Außerdem verallgemeinern sich systematische Effekte, die in der Forschung gefunden wurden, ebenso wie automatische Modelle, aus den Daten. Daher sollte eine klare Stimme gegenüber Sprechern, die z. B. eine raue Stimme haben, bevorzugt werden. Vielleicht sind Sie aber auch schon Menschen begegnet, die ein leichtes Problem mit ihren Stimmlippen haben. Abhängig von der genauen Ausprägung kann dies sogar dazu führen, dass man als interessanter, attraktiver und sympathischer wahrgenommen wird.

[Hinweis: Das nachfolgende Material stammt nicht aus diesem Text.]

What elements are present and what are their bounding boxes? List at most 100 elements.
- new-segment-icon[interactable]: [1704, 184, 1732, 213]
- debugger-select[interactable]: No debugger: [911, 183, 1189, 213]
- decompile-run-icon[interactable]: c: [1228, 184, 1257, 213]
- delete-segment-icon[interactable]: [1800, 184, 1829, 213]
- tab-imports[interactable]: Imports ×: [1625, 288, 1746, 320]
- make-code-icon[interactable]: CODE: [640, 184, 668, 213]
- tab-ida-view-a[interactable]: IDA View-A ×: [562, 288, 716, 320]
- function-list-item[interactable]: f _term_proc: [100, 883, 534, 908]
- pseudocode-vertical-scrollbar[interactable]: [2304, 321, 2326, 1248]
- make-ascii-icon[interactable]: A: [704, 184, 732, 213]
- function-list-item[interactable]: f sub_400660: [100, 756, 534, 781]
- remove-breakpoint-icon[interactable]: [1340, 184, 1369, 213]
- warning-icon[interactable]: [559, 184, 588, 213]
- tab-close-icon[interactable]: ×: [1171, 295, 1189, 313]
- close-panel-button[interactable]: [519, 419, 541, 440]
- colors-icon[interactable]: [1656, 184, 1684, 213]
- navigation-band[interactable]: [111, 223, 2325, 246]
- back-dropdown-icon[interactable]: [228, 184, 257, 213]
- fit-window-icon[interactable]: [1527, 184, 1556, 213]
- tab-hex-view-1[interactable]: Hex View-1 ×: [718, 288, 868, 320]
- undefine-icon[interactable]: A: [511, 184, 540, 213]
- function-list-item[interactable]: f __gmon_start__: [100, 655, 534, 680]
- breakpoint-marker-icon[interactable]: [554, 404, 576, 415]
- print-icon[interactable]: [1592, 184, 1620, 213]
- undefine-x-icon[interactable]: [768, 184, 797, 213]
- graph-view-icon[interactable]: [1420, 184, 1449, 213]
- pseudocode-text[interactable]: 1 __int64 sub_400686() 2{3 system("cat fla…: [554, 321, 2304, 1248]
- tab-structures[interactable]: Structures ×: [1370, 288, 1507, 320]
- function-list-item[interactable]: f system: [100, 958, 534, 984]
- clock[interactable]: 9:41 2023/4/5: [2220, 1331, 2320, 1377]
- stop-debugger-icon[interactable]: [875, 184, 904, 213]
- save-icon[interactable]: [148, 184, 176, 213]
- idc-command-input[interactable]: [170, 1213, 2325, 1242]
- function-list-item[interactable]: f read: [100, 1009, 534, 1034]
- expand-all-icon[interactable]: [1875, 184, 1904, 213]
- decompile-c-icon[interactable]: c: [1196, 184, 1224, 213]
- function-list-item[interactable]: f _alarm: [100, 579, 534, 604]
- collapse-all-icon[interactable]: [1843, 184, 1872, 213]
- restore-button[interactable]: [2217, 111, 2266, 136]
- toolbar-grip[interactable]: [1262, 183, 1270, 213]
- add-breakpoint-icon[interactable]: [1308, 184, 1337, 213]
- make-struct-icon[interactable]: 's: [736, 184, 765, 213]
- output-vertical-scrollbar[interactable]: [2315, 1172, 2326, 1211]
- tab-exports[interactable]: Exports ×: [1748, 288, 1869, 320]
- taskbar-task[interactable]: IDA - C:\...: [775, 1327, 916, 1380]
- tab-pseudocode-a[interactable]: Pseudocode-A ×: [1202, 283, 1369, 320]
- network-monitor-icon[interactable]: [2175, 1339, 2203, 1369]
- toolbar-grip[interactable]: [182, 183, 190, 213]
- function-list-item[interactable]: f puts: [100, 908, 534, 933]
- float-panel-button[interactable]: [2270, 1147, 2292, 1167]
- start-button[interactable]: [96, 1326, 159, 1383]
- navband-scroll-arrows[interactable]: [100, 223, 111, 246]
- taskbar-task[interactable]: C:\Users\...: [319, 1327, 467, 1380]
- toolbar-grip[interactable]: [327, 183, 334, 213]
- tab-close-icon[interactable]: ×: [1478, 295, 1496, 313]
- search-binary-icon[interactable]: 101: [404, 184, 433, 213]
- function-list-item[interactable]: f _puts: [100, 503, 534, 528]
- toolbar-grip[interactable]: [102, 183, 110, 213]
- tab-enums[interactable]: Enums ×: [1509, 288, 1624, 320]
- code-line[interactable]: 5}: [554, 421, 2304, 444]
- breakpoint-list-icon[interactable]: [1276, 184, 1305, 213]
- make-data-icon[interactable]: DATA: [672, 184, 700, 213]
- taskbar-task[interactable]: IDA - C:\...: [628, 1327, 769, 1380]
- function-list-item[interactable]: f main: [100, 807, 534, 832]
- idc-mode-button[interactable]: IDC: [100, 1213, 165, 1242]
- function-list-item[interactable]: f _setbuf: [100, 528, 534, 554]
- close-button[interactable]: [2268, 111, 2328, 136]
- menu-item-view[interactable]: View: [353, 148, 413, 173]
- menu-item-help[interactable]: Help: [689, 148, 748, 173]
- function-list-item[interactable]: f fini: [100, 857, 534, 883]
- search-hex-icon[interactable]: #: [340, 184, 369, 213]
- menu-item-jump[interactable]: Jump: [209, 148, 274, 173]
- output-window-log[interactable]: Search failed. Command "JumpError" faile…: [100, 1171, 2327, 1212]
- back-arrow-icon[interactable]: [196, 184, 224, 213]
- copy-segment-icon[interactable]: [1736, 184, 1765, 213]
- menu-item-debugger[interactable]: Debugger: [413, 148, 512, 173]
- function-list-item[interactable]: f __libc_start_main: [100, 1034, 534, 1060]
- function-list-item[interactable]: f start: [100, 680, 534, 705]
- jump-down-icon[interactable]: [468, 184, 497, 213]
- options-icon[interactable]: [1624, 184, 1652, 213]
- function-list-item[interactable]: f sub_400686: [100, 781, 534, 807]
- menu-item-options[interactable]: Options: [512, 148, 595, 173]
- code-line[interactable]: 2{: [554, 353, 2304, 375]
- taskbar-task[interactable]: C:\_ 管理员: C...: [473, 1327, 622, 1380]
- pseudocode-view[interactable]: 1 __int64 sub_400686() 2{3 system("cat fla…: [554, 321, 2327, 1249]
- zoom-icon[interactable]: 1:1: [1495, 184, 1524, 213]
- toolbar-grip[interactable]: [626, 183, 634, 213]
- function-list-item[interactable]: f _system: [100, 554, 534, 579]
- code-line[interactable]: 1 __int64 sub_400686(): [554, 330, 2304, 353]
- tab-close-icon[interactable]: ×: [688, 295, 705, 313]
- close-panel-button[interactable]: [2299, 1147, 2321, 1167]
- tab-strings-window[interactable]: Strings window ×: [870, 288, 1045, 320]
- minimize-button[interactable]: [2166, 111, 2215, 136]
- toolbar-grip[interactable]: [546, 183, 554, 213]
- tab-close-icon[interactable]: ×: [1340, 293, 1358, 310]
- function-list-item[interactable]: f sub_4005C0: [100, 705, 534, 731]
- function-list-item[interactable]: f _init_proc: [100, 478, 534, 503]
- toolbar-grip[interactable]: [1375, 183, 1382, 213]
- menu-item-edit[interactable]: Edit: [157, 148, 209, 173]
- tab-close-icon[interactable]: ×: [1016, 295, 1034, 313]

Sympathie ist keine Eigenschaft eines Sprechers - es ist die Wahrnehmung durch eine Person
Daher sollte die Sympathie nicht als Merkmal eines Sprechers wie Alter oder Geschlecht betrachtet werden, sondern als kontextspezifisch und als Bewertung der (abgeleiteten) Sprecherzustände und -eigenschaften durch eine einzelne Person. Natürlich gibt es eine Übereinstimmung zwischen Zuhörern, die aufgenommene Sprachproben bewerten. Dies kann modelliert werden und liefert eine gute erste Schätzung für einen bestimmten Kontext. Aber diese Übereinstimmung ist nicht so stark wie z. B. bei grundlegenden Emotionen. Die ausschließliche Berücksichtigung der Akustik (d. h. der Qualität des Signals, der Natürlichkeit der Sprache, der spektralen Klangfarbe oder der Intonation) schränkt die Genauigkeit der Bestimmung der Sympathie einer Stimme sicherlich ein. Und nur durch das Verständnis der Besonderheiten des Inhalts und der sozialen Situation werden virtuelle Personen in der Lage sein, durch Design sympathisch zu werden. Dies gilt insbesondere für soziale Roboter und synthetische Personen in virtuellen Umgebungen, die auch einen visuellen oder sogar manifestierten Körper haben, an den sie ihre Stimme und ihren Sprechstil anpassen können. Wenn also eine Stimme sehr gut zu dem "Wesen" passt, kann sie auch leicht verzerrt oder ungewöhnlich klingen. Trotz dieser Herausforderungen liegt in der individuellen Abhängigkeit zwischen zwei Personen im Gespräch auch Potenzial, da eine gegenseitige Umstellung in Sprachstil und Aussprache als positiv für die Sympathie angesehen wird. Wir verfolgen Ansätze, diesen Effekt für den adaptiven Dialog zu nutzen.
Es gibt viele Möglichkeiten, mit seiner Stimme als sympathisch zu gelten.
Folglich gibt es viele Möglichkeiten, mit der eigenen Stimme als sympathisch zu gelten. Da so viele Faktoren eine Rolle spielen, gibt es keinen allgemeinen Ratschlag, um Sympathie zu gewährleisten. Zum Beispiel müssen Männer nicht unbedingt eine tiefe Stimme haben, um positiv wahrgenommen zu werden. Für Designer ist dies natürlich eine häufige Herausforderung, und es gibt Designmethoden und Nutzerforschung, um eine Lösung für ein bestimmtes Produkt oder eine Dienstleistung zu finden. Für automatische Klassifikatoren könnte es fruchtbarer sein, statt zu versuchen, das komplexe Konzept der Sympathie zu erfassen, mehr auf verwandte soziale Signale von Sprechern wie Freundlichkeit und Engagement zu achten, um genaue Vorhersagen zu erhalten - zumindest für unbekannte Stimmen. Vor allem, wenn sich Beziehungen entwickeln, werden diese stimmlichen Oberflächenmerkmale immer irrelevanter, da sie nur dazu dienen, eine Person zu identifizieren - wir (glauben), ihre Persönlichkeit bereits zu kennen, und entscheiden nicht anhand der Sprechweise und der Stimme, sondern anhand von Handlungen, ob wir diese Person mögen.